Le 13 juin, le général me faisait appeler et après un exorde flatteur et aussi insinuant qu’il lui fut possible, m’annonça que le ministère de la guerre me proposait de choisir ma résidence dans une ville universitaire du Centre ou de l’Est de l’Allemagne. A sa vive stupeur, je refusai sur-le-champ. Il fallut lui expliquer durant plus d’une heure que je préférais demeurer au camp, au milieu de mes compatriotes et de leurs alliés, plutôt que de me trouver isolé parmi nos ennemis ; que depuis trois mois je m’étais habitué au régime de Holzminden ; que mes leçons et mes fonctions au bureau de bienfaisance suffisaient à y occuper mon temps ; que j’y avais contracté des amitiés ; que je m’y croyais utile et que tout cela compensait, et au delà, l’avantage de coucher dans un lit sans puces, de me promener librement par les rues d’une ville hostile, d’assister à des concerts, de passer ma soirée au cinéma et même de pouvoir travailler dans une bibliothèque.
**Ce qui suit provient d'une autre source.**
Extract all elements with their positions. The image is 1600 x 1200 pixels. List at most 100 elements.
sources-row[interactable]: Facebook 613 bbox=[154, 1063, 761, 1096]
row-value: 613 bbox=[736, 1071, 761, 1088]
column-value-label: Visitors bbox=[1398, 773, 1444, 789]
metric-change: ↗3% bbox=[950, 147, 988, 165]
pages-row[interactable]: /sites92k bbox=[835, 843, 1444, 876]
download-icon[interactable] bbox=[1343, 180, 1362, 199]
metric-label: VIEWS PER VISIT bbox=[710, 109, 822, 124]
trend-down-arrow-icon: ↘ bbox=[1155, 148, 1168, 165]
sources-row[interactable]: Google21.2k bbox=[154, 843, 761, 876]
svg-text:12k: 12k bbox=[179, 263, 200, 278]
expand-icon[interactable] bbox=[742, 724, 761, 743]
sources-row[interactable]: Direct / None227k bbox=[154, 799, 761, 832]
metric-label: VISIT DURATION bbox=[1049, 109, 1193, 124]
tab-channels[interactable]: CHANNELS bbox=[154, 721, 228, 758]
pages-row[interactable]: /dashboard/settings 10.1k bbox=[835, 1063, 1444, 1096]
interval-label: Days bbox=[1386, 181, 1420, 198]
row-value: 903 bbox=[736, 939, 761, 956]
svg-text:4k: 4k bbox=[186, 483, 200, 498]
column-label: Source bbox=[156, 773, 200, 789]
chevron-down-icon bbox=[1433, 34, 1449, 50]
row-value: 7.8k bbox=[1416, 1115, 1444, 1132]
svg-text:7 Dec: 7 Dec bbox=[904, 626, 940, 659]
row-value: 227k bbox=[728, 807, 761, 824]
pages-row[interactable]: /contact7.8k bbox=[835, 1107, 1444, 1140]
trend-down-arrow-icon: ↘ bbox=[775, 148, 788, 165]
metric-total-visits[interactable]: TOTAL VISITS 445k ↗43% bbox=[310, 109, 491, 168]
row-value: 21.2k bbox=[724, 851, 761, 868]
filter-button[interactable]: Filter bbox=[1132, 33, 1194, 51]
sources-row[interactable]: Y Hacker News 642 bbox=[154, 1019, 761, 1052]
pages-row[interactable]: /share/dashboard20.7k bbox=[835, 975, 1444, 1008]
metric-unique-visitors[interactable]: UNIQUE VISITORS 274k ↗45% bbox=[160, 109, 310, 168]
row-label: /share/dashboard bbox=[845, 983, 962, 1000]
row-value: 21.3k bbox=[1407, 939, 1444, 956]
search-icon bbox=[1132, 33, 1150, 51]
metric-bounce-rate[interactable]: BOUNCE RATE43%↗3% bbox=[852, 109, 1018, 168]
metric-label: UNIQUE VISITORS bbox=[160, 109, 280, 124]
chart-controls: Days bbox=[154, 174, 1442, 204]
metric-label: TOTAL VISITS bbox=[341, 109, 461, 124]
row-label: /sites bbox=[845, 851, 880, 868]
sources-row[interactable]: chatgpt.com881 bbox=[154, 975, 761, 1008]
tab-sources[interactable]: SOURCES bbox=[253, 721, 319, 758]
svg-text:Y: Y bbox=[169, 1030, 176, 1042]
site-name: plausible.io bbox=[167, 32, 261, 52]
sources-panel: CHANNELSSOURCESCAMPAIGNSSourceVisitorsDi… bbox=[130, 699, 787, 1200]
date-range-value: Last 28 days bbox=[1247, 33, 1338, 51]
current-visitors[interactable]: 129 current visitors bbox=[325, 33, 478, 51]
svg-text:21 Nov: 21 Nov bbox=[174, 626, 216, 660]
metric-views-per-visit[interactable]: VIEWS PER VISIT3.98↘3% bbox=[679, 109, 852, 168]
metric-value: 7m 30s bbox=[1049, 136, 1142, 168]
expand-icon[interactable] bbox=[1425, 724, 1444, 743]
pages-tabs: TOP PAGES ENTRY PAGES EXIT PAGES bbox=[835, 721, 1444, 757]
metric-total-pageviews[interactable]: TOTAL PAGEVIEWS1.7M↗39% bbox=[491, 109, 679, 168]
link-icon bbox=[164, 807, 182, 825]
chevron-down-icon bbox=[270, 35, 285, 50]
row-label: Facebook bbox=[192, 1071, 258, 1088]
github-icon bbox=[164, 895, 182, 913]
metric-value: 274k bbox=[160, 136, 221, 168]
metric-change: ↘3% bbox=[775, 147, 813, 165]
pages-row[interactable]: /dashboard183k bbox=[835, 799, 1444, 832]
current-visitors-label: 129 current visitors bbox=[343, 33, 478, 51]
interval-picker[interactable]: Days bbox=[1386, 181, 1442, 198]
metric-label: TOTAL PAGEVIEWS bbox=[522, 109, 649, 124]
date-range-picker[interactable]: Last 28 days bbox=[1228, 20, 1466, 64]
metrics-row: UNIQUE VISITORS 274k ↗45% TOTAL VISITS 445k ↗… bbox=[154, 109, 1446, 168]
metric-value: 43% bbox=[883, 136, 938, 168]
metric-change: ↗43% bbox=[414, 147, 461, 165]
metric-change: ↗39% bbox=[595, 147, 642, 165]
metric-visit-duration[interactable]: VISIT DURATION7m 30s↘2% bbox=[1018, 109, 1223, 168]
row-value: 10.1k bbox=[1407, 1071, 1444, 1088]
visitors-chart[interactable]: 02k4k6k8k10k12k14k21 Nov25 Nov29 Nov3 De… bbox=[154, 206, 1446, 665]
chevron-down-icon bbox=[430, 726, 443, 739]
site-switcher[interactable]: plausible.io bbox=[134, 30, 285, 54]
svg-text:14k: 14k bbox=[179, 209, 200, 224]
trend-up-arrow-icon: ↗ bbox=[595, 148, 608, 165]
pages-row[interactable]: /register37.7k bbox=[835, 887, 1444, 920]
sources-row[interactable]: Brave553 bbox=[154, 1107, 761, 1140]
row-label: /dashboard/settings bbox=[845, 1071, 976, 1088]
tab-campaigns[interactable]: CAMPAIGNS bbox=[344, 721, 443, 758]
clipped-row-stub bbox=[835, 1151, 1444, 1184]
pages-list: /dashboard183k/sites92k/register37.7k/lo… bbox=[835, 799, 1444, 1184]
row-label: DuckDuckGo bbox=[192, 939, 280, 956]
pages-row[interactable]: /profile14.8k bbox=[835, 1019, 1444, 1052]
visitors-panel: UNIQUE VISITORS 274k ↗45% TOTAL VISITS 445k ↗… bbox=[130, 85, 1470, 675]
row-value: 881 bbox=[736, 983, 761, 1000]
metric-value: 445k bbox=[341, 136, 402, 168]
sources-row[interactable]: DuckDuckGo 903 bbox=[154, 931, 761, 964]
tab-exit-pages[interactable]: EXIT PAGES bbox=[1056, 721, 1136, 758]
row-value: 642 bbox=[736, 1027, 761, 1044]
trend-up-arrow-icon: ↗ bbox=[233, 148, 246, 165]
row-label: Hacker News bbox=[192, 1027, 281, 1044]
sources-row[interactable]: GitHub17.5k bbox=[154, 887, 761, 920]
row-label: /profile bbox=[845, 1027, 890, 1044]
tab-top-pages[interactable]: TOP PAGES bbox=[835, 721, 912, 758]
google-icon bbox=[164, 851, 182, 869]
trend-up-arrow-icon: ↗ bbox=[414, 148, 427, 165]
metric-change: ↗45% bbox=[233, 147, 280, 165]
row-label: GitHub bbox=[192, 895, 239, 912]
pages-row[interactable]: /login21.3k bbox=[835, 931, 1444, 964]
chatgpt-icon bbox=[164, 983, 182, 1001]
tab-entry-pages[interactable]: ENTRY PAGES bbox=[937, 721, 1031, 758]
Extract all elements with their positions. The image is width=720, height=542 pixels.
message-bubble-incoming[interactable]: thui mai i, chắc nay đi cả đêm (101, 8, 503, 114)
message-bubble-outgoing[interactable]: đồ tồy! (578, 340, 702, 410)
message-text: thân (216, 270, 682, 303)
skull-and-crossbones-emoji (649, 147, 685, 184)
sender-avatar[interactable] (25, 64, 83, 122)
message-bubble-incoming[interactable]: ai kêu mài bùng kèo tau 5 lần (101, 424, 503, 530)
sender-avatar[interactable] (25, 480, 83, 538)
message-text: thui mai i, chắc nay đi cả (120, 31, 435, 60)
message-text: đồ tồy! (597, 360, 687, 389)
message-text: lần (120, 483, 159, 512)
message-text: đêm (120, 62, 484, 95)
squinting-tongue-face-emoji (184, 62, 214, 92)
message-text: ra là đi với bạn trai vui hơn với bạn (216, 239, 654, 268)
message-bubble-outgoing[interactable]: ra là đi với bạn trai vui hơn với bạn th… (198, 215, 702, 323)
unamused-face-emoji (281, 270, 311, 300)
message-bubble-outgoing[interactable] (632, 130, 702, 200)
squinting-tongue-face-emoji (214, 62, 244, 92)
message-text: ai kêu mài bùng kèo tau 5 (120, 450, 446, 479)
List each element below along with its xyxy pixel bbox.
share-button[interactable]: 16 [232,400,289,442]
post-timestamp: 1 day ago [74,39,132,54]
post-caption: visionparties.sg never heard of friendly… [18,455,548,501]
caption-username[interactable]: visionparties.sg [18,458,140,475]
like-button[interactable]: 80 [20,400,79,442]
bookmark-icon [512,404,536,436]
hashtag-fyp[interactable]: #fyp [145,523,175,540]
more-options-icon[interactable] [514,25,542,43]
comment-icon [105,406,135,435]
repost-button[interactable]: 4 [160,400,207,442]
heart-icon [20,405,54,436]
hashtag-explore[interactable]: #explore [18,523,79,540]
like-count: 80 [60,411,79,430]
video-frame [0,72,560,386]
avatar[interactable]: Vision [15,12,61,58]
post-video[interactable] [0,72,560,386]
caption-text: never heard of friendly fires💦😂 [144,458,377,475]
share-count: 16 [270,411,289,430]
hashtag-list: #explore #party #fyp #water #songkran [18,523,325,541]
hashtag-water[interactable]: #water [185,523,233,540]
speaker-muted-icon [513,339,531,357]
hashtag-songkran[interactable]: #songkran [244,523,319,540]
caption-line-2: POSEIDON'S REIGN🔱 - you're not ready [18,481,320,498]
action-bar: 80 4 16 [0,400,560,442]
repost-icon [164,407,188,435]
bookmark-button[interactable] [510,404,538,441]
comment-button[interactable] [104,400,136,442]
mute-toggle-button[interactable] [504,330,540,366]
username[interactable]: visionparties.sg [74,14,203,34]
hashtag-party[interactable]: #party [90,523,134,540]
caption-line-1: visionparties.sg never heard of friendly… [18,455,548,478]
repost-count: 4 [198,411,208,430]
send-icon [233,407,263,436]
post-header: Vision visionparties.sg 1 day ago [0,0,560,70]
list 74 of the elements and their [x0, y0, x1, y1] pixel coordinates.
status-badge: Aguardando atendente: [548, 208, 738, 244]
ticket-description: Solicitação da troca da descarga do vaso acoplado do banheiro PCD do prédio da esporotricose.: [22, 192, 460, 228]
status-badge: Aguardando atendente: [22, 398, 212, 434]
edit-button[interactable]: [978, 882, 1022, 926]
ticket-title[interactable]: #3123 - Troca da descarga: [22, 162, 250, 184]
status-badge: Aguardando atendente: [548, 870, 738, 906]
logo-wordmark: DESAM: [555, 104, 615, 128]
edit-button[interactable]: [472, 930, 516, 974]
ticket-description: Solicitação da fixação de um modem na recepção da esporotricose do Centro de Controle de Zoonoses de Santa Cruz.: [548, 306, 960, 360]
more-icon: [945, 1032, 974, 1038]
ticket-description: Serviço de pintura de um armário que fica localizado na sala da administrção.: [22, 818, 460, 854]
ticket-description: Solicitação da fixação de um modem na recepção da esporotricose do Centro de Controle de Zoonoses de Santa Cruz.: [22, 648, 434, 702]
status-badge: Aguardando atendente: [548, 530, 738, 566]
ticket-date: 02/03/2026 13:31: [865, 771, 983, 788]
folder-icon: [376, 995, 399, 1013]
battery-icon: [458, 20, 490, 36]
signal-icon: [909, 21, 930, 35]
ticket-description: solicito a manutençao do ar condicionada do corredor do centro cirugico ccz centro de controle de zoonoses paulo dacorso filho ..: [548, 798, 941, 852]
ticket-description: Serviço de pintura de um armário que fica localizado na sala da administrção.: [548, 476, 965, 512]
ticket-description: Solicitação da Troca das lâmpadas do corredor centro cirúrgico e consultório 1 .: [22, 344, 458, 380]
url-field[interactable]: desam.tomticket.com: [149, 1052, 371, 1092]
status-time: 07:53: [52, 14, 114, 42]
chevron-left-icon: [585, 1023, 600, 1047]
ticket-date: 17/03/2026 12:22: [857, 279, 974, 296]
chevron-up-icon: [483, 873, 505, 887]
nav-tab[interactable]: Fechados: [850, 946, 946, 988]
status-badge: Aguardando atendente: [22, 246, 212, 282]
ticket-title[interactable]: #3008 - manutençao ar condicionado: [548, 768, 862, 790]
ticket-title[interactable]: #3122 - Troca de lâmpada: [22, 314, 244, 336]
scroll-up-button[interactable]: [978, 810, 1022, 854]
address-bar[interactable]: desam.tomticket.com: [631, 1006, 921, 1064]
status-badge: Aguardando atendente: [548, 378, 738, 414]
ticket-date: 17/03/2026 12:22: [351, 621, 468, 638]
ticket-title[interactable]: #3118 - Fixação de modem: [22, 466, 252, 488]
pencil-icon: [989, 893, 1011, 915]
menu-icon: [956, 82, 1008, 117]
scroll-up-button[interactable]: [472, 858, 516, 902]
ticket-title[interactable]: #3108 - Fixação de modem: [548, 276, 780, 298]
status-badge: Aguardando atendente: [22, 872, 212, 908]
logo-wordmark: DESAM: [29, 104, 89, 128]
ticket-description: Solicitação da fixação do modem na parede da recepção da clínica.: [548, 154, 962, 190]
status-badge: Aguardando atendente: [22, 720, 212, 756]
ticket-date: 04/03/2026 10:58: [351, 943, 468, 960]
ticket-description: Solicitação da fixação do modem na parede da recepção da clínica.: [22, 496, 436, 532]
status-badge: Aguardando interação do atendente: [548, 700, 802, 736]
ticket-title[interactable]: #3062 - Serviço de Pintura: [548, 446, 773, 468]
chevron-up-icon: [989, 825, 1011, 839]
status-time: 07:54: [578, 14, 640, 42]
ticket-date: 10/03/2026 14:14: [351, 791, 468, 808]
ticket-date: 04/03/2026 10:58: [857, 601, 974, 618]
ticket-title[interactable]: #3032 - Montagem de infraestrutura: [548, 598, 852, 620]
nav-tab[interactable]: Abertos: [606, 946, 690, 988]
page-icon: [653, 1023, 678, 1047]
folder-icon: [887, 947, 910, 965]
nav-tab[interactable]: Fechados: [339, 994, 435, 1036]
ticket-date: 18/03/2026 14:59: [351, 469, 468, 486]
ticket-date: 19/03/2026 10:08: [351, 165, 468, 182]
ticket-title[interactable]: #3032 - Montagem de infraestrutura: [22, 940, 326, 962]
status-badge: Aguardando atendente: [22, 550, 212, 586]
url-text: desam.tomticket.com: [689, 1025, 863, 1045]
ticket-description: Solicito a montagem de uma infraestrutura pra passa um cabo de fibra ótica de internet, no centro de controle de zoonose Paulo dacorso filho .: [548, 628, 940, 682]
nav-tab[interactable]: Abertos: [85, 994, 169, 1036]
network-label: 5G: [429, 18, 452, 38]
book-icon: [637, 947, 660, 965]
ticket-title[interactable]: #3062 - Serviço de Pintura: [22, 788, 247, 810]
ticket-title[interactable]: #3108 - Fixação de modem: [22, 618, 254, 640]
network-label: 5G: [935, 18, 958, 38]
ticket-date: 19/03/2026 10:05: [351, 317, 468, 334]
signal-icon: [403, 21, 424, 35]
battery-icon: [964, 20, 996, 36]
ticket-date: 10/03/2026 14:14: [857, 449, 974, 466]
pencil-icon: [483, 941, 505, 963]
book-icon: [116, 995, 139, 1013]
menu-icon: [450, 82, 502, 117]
Mon interlocuteur finit par croire que je voulais « crâner » devant lui. Il m’ordonna de lui remettre le soir ma réponse par écrit et m’autorisa en outre à écrire à Fredericq à qui, me dit-il, la même proposition était faite en même temps qu’à moi. Il comptait évidemment qu’après avoir réfléchi sous le toit de ma baraque j’apprécierais mieux les délices qu’il m’était possible de goûter, et dont Fredericq ne serait certainement pas assez fou pour se priver.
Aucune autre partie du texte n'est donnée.